DEFENSE: Minimizing
Eventually, things get so bad that even the minimizer gets frightened.
Minimizing is the practice of discounting the importance of a problem, so as to make change seem less necessary. If something we do doesn’t threaten our health or functioning, then what’s the emergency? We’ll get to it later – provided it gets a lot worse. Minimizing is one route to procrastinating – another addicted favorite.
“I’ll quit tomorrow”, the person with alcoholism says, because really, it’s not that pressing. “You’re making a big deal out of nothing,” insists the addicted person– in essence, making his drinking your problem. Your overreaction, that is. The tendency of family members to react emotionally to the problem caused by others’ drinking just reinforces the addict’s belief that the people criticizing his drinking aren’t rational, and therefore not to be paid attention to.

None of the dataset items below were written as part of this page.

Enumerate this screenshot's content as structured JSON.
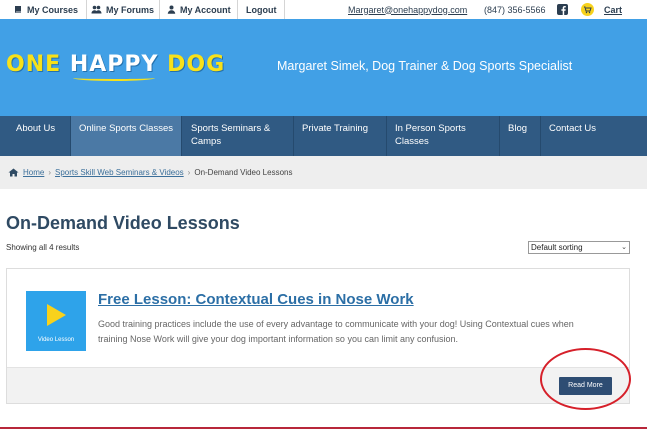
{
  "topbar": {
    "my_courses": "My Courses",
    "my_forums": "My Forums",
    "my_account": "My Account",
    "logout": "Logout",
    "email": "Margaret@onehappydog.com",
    "phone": "(847) 356-5566",
    "cart": "Cart"
  },
  "header": {
    "logo_one": "ONE",
    "logo_happy": "HAPPY",
    "logo_dog": "DOG",
    "tagline": "Margaret Simek, Dog Trainer & Dog Sports Specialist",
    "bg_color": "#41a0e6",
    "logo_color": "#f7e11a"
  },
  "nav": {
    "items": [
      {
        "label": "About Us"
      },
      {
        "label": "Online Sports Classes"
      },
      {
        "label": "Sports Seminars & Camps"
      },
      {
        "label": "Private Training"
      },
      {
        "label": "In Person Sports Classes"
      },
      {
        "label": "Blog"
      },
      {
        "label": "Contact Us"
      }
    ],
    "active_index": 1,
    "bg_color": "#305a83"
  },
  "breadcrumb": {
    "home": "Home",
    "parent": "Sports Skill Web Seminars & Videos",
    "current": "On-Demand Video Lessons"
  },
  "main": {
    "title": "On-Demand Video Lessons",
    "result_count": "Showing all 4 results",
    "sort_value": "Default sorting"
  },
  "product": {
    "thumb_label": "Video Lesson",
    "title": "Free Lesson: Contextual Cues in Nose Work",
    "description": "Good training practices include the use of every advantage to communicate with your dog! Using Contextual cues when training Nose Work will give your dog important information so you can limit any confusion.",
    "button_label": "Read More"
  }
}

In addiction literature, minimizing is defined as: “Discounting the importance of drug or alcohol use, and especially the problems it causes.”
Examples:
- “My drinking isn’t that bad yet.”
- “I’m not that far down, I don’t need to give drugs up entirely at this point.”
- “My family is exaggerating, the accident wasn’t that big a deal.”
Result: The minimizer fails to see escalating problems until it’s too late.
How we answer it: Present factual evidence of the consequences the addicted/alcoholic person has experienced or created.
How it ends: Eventually, things get so bad that even the minimizer gets frightened.